Einmalig im arabischen Raum ist das omanische System der Wasserkanäle. Diese „Afladsch“ sind steinerne Rinnen, deren Konstruktionen teils bis zu 1500 Jahre alt sind. Tausende dieser altertümlichen Wasserleitungen speisen sich aus Wadis, Quellen oder Brunnen und sind heute wieder verstärkt im Gebrauch. Die moderne Wasserförderung erwies sich als untragbar, weil der Grundwasserspiegel auf einen problematischen Pegel absank.
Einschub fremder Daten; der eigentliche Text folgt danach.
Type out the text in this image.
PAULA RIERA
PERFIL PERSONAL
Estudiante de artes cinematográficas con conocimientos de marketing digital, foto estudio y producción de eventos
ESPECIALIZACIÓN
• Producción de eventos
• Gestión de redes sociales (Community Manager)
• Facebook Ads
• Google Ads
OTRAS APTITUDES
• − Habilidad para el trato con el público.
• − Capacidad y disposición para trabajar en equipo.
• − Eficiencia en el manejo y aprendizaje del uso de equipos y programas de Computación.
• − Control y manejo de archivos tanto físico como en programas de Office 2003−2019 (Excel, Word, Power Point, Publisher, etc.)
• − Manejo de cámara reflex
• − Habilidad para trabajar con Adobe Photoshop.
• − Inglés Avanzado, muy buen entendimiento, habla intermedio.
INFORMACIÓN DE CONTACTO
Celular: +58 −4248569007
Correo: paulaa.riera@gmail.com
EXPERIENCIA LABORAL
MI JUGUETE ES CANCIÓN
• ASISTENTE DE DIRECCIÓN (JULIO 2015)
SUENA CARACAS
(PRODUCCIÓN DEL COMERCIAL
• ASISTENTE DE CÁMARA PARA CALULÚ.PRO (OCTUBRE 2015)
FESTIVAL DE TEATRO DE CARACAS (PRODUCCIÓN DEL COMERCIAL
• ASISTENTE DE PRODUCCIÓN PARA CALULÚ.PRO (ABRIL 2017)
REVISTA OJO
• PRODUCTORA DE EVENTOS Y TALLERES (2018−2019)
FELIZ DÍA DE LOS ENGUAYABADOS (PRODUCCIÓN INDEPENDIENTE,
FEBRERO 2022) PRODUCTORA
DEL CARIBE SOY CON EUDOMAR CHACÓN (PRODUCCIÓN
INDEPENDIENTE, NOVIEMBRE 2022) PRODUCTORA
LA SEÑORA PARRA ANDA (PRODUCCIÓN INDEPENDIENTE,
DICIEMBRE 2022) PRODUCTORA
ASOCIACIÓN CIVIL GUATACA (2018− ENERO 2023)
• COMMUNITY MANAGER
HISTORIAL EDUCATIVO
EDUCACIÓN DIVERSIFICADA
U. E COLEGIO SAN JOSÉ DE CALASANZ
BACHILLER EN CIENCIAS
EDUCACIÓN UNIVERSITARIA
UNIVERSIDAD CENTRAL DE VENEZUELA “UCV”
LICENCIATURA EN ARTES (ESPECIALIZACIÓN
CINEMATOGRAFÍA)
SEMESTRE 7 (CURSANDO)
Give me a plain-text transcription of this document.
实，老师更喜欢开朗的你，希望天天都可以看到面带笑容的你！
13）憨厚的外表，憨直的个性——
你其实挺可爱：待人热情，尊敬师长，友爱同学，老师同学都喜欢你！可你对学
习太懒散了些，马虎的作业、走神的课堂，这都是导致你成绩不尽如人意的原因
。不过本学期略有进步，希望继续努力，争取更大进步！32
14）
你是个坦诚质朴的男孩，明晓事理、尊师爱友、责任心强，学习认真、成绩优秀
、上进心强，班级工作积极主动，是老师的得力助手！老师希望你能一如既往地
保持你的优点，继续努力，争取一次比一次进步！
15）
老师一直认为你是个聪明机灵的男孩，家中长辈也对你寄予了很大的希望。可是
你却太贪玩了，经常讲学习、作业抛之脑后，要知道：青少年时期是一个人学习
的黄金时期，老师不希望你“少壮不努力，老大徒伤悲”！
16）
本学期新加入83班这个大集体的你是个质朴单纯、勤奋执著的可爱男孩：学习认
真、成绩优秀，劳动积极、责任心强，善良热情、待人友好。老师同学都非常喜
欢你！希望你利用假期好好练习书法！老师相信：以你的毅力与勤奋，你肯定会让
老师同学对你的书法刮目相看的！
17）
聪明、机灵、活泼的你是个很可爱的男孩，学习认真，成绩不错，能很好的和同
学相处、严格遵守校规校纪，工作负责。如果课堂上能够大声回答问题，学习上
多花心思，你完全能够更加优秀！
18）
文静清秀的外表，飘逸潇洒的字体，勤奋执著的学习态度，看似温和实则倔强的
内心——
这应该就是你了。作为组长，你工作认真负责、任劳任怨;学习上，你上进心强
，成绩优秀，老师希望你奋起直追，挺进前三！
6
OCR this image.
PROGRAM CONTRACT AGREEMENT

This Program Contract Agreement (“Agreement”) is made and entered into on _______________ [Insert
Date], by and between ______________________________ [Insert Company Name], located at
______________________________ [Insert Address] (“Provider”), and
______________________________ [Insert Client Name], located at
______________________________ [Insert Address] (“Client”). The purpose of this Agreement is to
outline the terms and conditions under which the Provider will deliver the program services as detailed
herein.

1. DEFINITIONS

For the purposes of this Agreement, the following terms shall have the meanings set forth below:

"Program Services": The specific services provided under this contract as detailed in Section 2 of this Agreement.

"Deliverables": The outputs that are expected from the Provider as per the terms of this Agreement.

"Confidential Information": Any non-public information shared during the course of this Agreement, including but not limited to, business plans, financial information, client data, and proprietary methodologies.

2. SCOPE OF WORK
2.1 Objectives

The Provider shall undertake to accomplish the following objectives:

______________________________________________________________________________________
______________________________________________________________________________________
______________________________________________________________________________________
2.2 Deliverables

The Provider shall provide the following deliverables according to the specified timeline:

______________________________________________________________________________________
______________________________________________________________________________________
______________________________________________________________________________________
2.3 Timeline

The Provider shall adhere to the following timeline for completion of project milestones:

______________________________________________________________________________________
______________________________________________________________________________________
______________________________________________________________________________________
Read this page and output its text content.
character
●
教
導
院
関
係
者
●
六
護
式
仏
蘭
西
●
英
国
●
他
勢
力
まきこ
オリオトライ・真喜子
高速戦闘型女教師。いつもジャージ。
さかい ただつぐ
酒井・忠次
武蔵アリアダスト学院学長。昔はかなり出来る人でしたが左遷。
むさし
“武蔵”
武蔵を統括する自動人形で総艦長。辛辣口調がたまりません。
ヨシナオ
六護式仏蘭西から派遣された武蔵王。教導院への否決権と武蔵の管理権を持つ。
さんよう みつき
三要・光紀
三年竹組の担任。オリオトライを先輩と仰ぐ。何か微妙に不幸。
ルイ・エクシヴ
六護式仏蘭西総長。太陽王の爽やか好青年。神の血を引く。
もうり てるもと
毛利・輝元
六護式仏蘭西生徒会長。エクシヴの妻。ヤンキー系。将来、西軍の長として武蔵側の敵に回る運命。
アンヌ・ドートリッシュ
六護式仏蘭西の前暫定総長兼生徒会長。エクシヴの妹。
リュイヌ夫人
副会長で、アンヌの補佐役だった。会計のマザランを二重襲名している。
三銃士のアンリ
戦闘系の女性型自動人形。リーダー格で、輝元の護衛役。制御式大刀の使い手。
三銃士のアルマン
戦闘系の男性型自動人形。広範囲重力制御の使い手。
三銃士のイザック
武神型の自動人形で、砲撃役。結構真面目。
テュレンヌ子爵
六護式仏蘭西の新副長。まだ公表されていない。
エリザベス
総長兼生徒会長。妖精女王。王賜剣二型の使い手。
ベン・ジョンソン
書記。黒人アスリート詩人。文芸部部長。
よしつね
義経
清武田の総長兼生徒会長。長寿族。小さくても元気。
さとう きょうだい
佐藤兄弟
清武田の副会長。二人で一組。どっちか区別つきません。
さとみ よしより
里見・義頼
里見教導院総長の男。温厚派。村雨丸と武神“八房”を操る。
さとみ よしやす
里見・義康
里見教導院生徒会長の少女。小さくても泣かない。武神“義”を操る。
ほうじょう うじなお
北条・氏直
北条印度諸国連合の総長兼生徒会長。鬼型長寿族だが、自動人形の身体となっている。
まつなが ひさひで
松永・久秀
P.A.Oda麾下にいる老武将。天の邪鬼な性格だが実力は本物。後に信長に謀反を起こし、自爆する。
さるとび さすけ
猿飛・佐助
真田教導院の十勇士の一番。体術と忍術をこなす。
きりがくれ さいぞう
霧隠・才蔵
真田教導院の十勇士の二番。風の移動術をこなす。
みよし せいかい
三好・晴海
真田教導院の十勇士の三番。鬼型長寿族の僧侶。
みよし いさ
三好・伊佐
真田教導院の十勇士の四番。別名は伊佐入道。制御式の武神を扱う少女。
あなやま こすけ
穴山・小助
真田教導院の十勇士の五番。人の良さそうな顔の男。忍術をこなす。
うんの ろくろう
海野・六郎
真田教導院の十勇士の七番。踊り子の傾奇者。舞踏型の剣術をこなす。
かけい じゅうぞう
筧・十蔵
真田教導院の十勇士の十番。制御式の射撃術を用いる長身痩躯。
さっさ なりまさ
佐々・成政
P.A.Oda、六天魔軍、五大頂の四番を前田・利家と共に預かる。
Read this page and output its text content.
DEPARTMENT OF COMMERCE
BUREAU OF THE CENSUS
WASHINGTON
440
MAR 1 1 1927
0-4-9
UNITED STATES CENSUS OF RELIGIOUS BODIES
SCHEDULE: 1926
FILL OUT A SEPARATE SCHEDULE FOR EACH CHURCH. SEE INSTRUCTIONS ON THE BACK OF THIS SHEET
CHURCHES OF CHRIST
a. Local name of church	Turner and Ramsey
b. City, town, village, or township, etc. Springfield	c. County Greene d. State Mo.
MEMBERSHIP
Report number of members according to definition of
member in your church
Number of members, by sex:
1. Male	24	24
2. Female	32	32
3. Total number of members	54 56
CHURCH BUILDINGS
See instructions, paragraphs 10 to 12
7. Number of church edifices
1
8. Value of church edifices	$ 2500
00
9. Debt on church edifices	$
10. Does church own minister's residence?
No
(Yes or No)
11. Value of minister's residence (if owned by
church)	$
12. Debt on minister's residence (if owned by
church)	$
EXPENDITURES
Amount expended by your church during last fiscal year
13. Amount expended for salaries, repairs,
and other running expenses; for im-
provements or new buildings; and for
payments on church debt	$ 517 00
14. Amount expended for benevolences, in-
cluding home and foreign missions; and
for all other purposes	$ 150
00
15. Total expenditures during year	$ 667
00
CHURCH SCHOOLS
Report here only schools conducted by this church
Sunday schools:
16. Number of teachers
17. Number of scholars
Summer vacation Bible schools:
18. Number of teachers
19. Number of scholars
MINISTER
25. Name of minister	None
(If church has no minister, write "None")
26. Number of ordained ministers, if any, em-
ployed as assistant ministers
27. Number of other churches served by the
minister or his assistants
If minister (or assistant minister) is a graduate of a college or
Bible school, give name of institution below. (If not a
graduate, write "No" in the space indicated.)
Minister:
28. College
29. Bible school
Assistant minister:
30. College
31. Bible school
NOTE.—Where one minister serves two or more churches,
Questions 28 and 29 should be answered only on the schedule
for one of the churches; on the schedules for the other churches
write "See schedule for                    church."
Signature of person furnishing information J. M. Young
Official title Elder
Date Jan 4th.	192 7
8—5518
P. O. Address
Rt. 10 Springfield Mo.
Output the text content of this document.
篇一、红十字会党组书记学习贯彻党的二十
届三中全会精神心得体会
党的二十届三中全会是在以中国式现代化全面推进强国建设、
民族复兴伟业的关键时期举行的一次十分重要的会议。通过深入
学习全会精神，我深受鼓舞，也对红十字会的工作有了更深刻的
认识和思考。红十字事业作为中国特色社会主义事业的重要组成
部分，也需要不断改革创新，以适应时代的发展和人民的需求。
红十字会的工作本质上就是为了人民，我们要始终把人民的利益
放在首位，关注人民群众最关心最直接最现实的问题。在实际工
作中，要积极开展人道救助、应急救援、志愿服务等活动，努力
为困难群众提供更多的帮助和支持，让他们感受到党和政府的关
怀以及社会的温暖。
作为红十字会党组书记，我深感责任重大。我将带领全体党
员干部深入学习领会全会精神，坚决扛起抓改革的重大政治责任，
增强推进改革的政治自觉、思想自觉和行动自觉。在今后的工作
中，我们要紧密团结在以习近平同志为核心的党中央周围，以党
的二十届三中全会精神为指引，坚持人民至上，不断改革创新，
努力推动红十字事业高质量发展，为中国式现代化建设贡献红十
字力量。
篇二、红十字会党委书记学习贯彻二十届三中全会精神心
Märchenhafte Burgen und Paläste bereichern das Panorama der größeren Städte im ganzen Land. Mit Macht warnte die gewaltige Festung „Hisn Tamah“ vor einem Angriff auf die Stadt Balah. Dort im Djabal al-Ajdar-Gebirge errichteten die Untertanen der Nabhani-Dynastie im 17. Jahrhundert den Wehrbau. Wahrscheinlich wollten sie sich damit vor der Fremdherrschaft der Portugiesen schützen. Das luxuriöse „Schloss Jabrin“ des Sultans bin Saif Al Yaárubi ist heute als Museum eingerichtet. Weit ins Land schauen die Besucher von den Zinnen herab. Die Portugiesen drückten oft den alten arabischen Festungen ihren eigenen Stempel auf. So bauten sie die Festungen vor Muscat nach ihren Vorstellungen aus. Daher sind die Burgen „Jalin“ und „Mirani“ keine original omanischen Kreationen. Trotzdem wandelte Sultan Qabus die Festungen in ein Museum um. Als Wahrzeichen Omans gelten allerdings die Bauten der modernen Architektur. Allen voran die „Weihrauchschale“ an der Hafeneinfahrt von Muscat. Wie ein riesiger Kelch leuchtet der weiße Turm vor dem Hintergrund der dunkelbraunen Berge hervor. Der Telecom-Tower in der Nachbarstadt Ruwi wird nachts in buntes Licht getaucht und macht so der Moschee Konkurrenz. Die größten Moscheen des Landes sind moderne Bauten. Pompös und dem altarabischen Stil angelehnt, erscheinen sie fast wie historische Klerikal-Monumente. Eine Besichtigungstour endet für die Urlauber meistens auf dem Gelände.